POUR BACHUS
Savoureux bromien dont la liqueur vermeille
D' un saint enthousiasme eschauffe nos esprits,
Sans le friand nectar de ta vineuse treille
Oysive languiroit l' amoureuse Cypris.
Evan, Jac, Evoé, alme chasse-tristesse,
Niseen, Liseen, Bachus chasse-soucy,
Chasse-ennuy, chasse-mal, Denis donne liesse,
Donne-amour, donne-force, et donne vie aussi.

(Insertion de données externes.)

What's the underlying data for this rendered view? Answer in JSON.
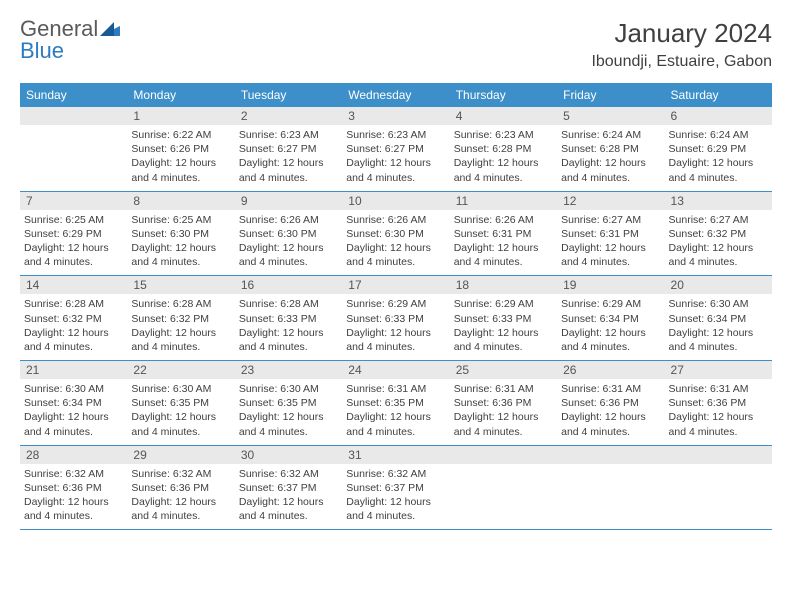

Quel stille d' Archilocq, ou rages vomissantes,
Les yambes fureurs, suffiront pour punir
De ces corbeaux infects les gueules croassantes
Qui veulent de ce dieu la loüange ternir.
Critiques refrongnez, qui pour trancher des sages
Mesprisez ce doux jus que vous cherissez tant,
Vos fronts couperosez en portent tesmoignages,
Car l' eau ne peut donner ce beau lustre esclatant.
Belle et riche couleur! Vermeille est l' escarlatte,
Vermeil l' oeillet aimé qui se va pourprissant,
Vermeil est le ruby et la fleur qui esclate,
Au lever du soleil son lustre rougissant.
Ô divine liqueur que tu és amiable!
Si tost que nos esprits ressentent ta vapeur
Nous sommes enchantez d' un sommeil agreable
Et ne faisons jamais sacrifice à la peur.
Il ne nous souvient plus de procez, de querelle,
Les lys et les oeillets croissent dessous nos pas,
Nous sommes des cresus, encore que l' escuelle
Du pauvre Diogene à peine n' avons pas.
Petit bouc trepignant quel heur ce fut aux hommes
Quand gaillard tu broutas de ce pampre aigre-doux,
Sans toy nous languirions accablez sous les sommes
Des malheurs que le ciel pleust à seaux dessus nous.
Va donc boire en enfer hydropote hypocrite,
Puisse-tu espuiser les eaux de Phlegeton,
Faire assecher le Stix, l' Acheron, le Cocythe,
Et tarir le tetin de la fiere Alecton.
Car tant que de Bachus la plante entortillée
Panchera sous le faix de son pampré raisin,
J' imitteray gaillard l' evante eschevelée,
Les chevaux boiront l' eau et je boiray le vin.